Chairs and prayers

Like setting a perfect table for a grand banquet

I’ve been setting up chairs at our church since 1991. When I began, we were meeting in temporary places—a school, a fire station, and even a bar for a time. Setting up chairs and taking them down after worship is routine business for migrant churches.

I have handled many chairs over the years. There were the fancy wooden chairs at the Duck Blind Lounge. I used to set them up in three rows around three sides of the dance floor, facing the bar. If you got bored during my sermon, you could check out the variety of beers available on tap or look at the sign that told you when happy hour began.

You don’t see that in church very often.

Then we met in an elementary school cafeteria/auditorium and sat on plastic stacking chairs in primary colors with shiny metal legs. The room was so huge and awful, with its florescent lighting and checkerboard tiles, that I could never work up the energy to do anything fancy with the chairs. Four rows forming half-circles facing the stage. No aisles.

After we left the school we met in a church on Saturday nights. Heavy, wooden chairs with fabric seats were connected to each other on the sides, so that you could make perfectly straight rows that looked almost like pews. They were my least favorite chairs. I was forever fussing with them, tugging them loose from each other and turning most of them around backward to keep members of our 40-something congregation from sitting in the back row.

When we moved into our own building in December of 1999, I had been setting up chairs for almost a decade. Like many first church buildings, ours is a multipurpose one with—you guessed it—stackable chairs. Seven years have gone by. Seven more years of setting up chairs. Didn’t Jacob receive his due reward after seven years of additional labor? I don’t want a second wife, but in a modern twist to the story, I do fantasize about a second chair dolly.

With 16 years of experience behind me, I feel I’ve earned the right to speak with some authority on the subject of setting up chairs for worship. Here are the stages you go through when you set up chairs for many years:

Excitement—the shortest stage. It only lasts about halfway through your first Sunday.

Resignation—the “Whatever, someone’s gotta do it” stage.

Irritable boredom—setting up chairs is too mindless a task to get angry about, but the boredom can wear on you.

Acceptance—at some point you stop thinking about the chairs. Setting up chairs is a part of your routine, and you go through it without much thought. Occasionally you forget if you’ve done it and have to go back and look to make sure.

Pride—no one can set up chairs like you. Not faster. Not better. Your lines are always straight, and you know exactly how many chairs you can carry without straining your back. You know where every chair goes, and you are starting to feel a little proud of that. You can scoop up a chair in each hand without slowing down and even spin them around without banging your kneecaps. You have several arrangement styles and perhaps you’ve even named a couple of them, though you wouldn’t admit it.

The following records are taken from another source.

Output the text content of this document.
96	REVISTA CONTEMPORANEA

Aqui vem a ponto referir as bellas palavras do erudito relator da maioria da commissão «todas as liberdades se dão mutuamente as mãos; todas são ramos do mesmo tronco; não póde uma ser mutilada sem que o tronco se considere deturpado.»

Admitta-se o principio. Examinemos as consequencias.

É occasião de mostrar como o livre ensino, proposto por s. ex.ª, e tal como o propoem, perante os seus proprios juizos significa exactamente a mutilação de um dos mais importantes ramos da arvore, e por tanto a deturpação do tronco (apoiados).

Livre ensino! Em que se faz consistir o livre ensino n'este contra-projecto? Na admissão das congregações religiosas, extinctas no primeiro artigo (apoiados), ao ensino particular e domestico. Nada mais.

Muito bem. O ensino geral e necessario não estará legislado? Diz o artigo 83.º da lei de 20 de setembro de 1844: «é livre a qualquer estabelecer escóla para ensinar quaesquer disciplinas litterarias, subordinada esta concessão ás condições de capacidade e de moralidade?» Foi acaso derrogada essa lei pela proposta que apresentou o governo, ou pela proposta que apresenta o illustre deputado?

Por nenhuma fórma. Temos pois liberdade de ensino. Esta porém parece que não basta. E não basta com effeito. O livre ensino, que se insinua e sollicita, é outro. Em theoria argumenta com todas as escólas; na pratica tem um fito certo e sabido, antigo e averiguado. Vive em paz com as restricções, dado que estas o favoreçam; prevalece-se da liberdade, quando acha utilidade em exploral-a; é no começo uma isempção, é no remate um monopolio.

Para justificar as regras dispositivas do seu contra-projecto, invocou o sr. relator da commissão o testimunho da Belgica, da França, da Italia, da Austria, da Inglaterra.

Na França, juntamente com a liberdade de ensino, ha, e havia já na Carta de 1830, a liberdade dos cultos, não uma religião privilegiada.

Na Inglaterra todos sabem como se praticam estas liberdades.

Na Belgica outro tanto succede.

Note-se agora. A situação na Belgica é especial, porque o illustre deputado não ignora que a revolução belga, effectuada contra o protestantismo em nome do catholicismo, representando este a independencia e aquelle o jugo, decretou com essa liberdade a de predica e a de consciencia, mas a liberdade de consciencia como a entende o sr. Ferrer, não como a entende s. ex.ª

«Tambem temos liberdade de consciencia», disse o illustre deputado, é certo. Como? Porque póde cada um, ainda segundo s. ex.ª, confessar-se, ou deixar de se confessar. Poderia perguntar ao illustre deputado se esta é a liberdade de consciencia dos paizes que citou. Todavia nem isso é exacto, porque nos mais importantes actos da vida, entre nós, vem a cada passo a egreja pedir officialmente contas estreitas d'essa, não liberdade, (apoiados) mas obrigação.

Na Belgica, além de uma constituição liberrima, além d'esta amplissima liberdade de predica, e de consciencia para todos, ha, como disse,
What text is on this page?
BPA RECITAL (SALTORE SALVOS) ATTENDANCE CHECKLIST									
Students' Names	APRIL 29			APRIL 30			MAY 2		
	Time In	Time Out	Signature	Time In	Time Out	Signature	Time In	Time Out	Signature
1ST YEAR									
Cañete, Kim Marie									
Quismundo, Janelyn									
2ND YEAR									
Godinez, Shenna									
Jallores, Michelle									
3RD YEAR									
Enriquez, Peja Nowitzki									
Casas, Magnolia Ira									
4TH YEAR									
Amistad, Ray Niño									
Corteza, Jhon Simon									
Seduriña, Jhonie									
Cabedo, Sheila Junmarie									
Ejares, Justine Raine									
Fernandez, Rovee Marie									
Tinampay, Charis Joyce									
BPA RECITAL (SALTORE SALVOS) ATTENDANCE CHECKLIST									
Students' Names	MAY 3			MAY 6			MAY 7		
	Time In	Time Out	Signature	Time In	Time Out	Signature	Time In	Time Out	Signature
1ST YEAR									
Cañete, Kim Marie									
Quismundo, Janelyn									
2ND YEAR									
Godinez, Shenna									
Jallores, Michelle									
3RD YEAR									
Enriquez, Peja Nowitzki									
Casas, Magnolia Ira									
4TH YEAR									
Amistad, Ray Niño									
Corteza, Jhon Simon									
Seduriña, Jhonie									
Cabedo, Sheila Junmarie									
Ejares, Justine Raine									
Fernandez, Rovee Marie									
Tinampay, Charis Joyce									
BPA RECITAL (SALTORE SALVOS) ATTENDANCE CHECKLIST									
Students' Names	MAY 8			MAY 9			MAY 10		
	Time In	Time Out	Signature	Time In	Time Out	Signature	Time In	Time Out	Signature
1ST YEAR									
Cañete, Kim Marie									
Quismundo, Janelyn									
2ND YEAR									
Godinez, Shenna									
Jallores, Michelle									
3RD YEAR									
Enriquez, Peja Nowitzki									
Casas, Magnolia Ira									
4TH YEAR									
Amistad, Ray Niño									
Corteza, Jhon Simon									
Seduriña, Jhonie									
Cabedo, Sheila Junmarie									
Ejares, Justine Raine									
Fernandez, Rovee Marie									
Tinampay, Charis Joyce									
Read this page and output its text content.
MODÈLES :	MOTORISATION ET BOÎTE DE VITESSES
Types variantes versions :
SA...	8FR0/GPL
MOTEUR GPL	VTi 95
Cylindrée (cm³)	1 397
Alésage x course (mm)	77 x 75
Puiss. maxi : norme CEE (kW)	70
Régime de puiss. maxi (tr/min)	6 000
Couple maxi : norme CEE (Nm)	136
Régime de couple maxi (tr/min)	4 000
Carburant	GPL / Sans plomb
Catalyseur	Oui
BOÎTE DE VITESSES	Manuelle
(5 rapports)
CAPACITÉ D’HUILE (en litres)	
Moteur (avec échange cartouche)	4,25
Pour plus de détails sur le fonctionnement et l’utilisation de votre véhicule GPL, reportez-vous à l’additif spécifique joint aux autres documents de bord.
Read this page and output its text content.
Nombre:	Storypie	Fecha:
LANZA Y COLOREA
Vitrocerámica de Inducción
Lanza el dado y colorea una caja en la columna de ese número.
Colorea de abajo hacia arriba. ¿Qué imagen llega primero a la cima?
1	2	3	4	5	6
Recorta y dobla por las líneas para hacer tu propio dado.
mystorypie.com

Love—this last stage comes after carrying out any menial task for your faith community over many years. You begin to see small things as big things and vice versa. Setting up chairs is like offering a cup of cold water in the name of Christ. It’s a small part of the kingdom, but it is your part. It’s been so long since anyone else in the church set up chairs that some people don’t even know how it gets done. You’re like a secret elf working in the darkness and slipping away before anyone sees you.

Occasionally someone will say, “Don’t you have people who could do that for you?” as if the job of setting up chairs is somehow beneath the pastor. Setting up chairs would be a worthy task for me if only to dispel that notion, but the truth is, I want to set up the chairs.

I am the chair master!

It’s common knowledge among old-timers at Covenant Baptist Church that I take care of the chairs. If someone new seems uncomfortable with this or suggests coming early to help me, they will say, “No, leave him alone. He likes to set up the chairs. He’s funny that way.”

I think the magic and the meaning come in this: setting up chairs is a task for which I receive no compensation. It’s not in my job description. And everyone needs a task like this at church, even the pastor. No, especially the pastor.

I’ve been in stage six, the love stage, for about five years now. Setting up chairs is like setting a perfect table for a grand banquet. It’s like watching someone read something you wrote. It’s like peeking around the corner and watching a child play with a toy that you made for her.

Setting up chairs has become a prayer. It is speaking in tongues. It is my own secret prayer language, offered to the heavens in those wonderful moments when no one is at the church but me.